Saturday, November 13, 2010

Henryk Górecki

The passing of Henryk Górecki announced yesterday came as quite a surprise, mainly I suppose because he hadn’t crossed my mind in the last ten years.

Górecki had a rather incredible success in the early Nineties with his Third Symphony (Symphony of Sorrowful Songs), which set ancient Polish melodies to texts that formed a symphonic memorial to the Holocaust victims.

The piece enjoyed a huge explosion of international popularity –– on concert stage, FM radio, CD recordings, New Age and space music shows, and generally in any venue which required a funereal presence or solemnity. The London Sinfonietta recording made the soprano Dawn Upshaw internationally famous, and the work also appeared as background music in films.

Orchestras next scrambled to see if the composer had written anything else of consequence; then there was a falling off of interest, and the sparse, basically non-contrapuntal, chordal music style of composition which was generally taken to represent spiritual profundity became associated rather with the work of John Tavener, Arvo Pärt and others.

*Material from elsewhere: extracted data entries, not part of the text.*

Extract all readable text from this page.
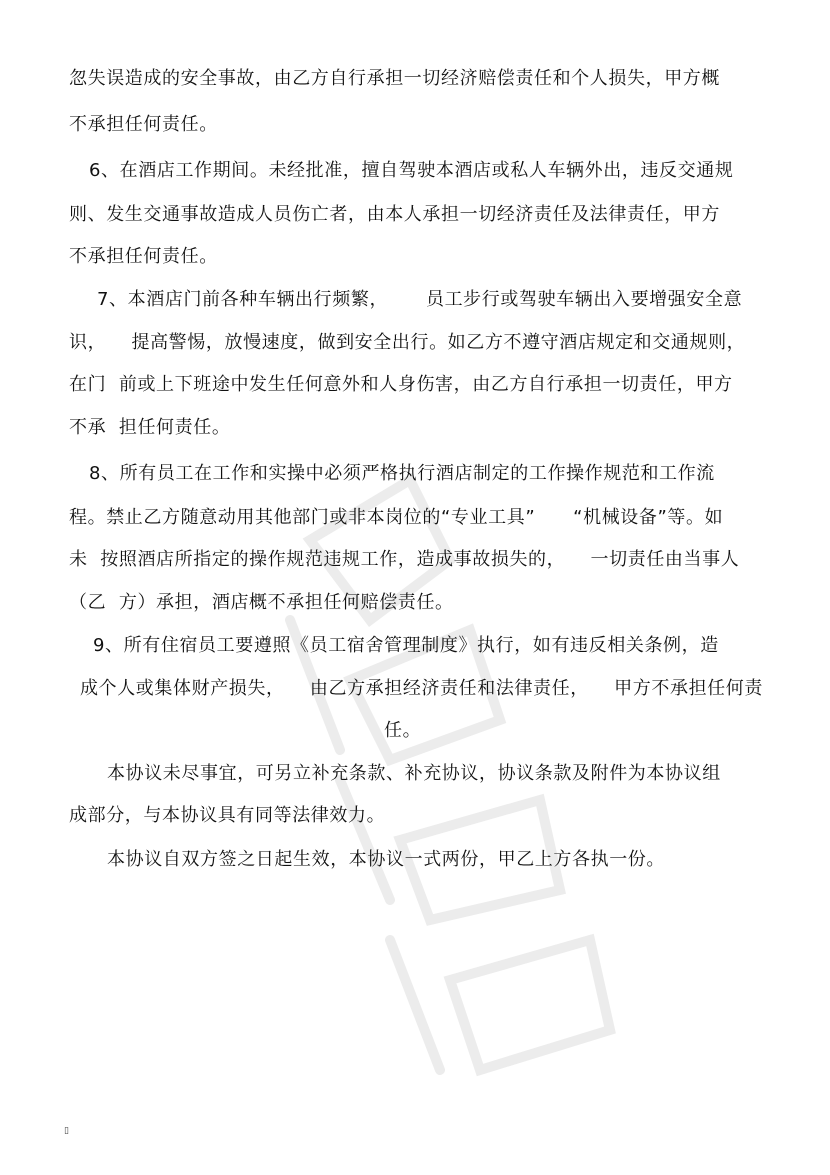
忽失误造成的安全事故，由乙方自行承担一切经济赔偿责任和个人损失，甲方概
不承担任何责任。
6、在酒店工作期间。未经批准，擅自驾驶本酒店或私人车辆外出，违反交通规
则、发生交通事故造成人员伤亡者，由本人承担一切经济责任及法律责任，甲方
不承担任何责任。
7、本酒店门前各种车辆出行频繁，      员工步行或驾驶车辆出入要增强安全意
识，    提高警惕，放慢速度，做到安全出行。如乙方不遵守酒店规定和交通规则，
在门  前或上下班途中发生任何意外和人身伤害，由乙方自行承担一切责任，甲方
不承  担任何责任。
8、所有员工在工作和实操中必须严格执行酒店制定的工作操作规范和工作流
程。禁止乙方随意动用其他部门或非本岗位的“专业工具”      “机械设备”等。如
未  按照酒店所指定的操作规范违规工作，造成事故损失的，    一切责任由当事人
（乙  方）承担，酒店概不承担任何赔偿责任。
9、所有住宿员工要遵照《员工宿舍管理制度》执行，如有违反相关条例，造
成个人或集体财产损失，    由乙方承担经济责任和法律责任，    甲方不承担任何责
任。
本协议未尽事宜，可另立补充条款、补充协议，协议条款及附件为本协议组
成部分，与本协议具有同等法律效力。
本协议自双方签之日起生效，本协议一式两份，甲乙上方各执一份。
▯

So it was interesting to suddenly recall all this upon reading news of the composer’s death, and I went to my favorite online radio station at * and quickly found a lovely performance of the entire piece by the Polish National Radio Symphony Orchestra. I suppose it will always remain the most celebrated musical requiem composed for the Holocaust, but today I heard it instead as a requiem for its composer.

* You have to type in the composer's name where it says ZOEK in the upper right corner.